Dockworkers in Greece Block Military Shipments to Israel
On July 14th, dock workers organized through the Container Handling Workers Union (ENEDEP) and the Permanent and Probationary Port Workers’ Union (PLO) in Greece, led a joint action to halt a shipment of Indian produced enriched steel intended for military use by Israel in the ongoing war with Hamas in Gaza. The Port of Piraeus workers, joined by other anti-war protesters, blocked the unloading of the ship Ever Golden while denouncing the war and refusing to allow the dock to become a “hub for the transfer of war equipment.” The shipment, having been obstructed, was then sent off to be transhipped by the Chinese owned COSCO Shipping Pisces, in an attempt to smuggle the steel through under the noses of the workers and was set to arrive that following Wednesday, July 16th.
The workers, again, organized and coordinated another blockage, with thousands of people rallying under the cry that their “hands will not be soaked in blood.” The unions clearly expressed that these actions are as much an act of self defense for the workers as they are an act of solidarity; they do not wish to come under the crosshairs of warring bourgeoisies, becoming victims of the war themselves.
Similarly, in June, French dockworkers with the Confédération Générale du Travail (CGT) union of port workers at Fos-sur-Mer refused to load a shipment of 19 pallets of ammunition belt links used to manufacture machine guns that were set out to be delivered to Haifa, Israel. The strike successfully sent the Israeli ship back home empty handed. Afterward, Italian dockworkers in the Unione Sindicale di Base (USB) and Greek dockworkers in ENEDEP made public statements declaring they too would refuse loading and unloading any and all arms shipments to Israel. These actions are the result of a growing network of European dockworker unions in France, Italy, Malta, Slovenia, Spain, and others that have begun coordinating actions and sharing information about weapons shipments among themselves, to obstruct when possible.

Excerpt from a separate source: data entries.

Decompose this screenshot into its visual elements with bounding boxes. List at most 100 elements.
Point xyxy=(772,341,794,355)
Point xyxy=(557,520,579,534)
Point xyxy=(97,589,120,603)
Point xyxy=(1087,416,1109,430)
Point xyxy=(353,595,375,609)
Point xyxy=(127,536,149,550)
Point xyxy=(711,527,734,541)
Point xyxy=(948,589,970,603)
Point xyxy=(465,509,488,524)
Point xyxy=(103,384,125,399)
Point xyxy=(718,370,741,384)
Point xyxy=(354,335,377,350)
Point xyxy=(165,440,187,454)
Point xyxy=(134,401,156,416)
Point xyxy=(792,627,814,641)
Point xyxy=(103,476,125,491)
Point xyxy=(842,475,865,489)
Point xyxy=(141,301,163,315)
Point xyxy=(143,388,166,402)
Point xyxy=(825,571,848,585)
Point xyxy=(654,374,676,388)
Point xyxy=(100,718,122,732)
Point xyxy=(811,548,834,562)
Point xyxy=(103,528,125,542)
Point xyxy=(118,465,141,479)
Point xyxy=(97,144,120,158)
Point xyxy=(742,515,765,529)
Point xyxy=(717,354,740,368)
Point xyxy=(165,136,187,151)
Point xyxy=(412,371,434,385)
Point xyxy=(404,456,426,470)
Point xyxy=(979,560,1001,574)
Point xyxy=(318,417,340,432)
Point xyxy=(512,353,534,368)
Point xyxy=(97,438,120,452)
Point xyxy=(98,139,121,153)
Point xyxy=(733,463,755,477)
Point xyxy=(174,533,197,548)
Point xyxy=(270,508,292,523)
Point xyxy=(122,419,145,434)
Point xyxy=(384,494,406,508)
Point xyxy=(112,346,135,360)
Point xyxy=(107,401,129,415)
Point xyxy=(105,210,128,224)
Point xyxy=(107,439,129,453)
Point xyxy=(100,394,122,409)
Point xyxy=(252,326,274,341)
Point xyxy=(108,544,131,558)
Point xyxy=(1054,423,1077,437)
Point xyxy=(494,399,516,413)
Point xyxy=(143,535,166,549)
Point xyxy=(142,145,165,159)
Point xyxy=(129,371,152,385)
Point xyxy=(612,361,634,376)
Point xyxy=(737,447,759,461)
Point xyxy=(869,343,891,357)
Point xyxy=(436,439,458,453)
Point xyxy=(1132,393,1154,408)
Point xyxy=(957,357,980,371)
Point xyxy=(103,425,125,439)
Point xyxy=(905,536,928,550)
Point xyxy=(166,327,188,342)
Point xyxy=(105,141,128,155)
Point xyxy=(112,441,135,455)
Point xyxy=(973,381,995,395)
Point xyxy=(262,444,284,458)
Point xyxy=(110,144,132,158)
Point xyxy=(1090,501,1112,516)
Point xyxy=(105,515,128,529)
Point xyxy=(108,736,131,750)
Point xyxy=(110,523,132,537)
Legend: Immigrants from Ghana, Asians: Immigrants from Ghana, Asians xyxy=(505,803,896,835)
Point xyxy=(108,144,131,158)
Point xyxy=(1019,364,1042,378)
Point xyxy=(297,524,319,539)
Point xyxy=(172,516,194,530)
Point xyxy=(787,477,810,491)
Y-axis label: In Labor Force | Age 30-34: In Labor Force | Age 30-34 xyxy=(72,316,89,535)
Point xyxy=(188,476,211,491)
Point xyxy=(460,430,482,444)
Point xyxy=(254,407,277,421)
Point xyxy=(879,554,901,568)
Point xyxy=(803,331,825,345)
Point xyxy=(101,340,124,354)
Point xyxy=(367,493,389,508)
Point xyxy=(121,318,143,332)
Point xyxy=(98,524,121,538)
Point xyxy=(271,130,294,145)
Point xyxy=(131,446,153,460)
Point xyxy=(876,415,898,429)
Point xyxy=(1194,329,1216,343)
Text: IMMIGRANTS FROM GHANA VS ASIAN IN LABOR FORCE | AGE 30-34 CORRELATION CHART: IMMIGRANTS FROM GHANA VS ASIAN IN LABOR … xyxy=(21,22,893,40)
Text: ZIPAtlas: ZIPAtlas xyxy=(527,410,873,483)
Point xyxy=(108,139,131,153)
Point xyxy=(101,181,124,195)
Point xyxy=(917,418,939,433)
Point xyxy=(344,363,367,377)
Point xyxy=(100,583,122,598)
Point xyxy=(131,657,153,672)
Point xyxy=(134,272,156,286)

This revolt of the proletariat against their national bourgeoisies and their imperialist wars confirms the need for continuous consolidation of the working class into class unions and how even just a few unions in coordination can disrupt the carefully orchestrated flow of war materials between the capitalist States to be used to kill proletarians abroad. It is on the basis of the economic struggle and self-defense that these worker defense organizations should continue to strengthen their coordination along international lines and further distinguish their class’s interests apart from those of the capitalists, but only with the class party and global revolution will we see the end of capitalism and its wars.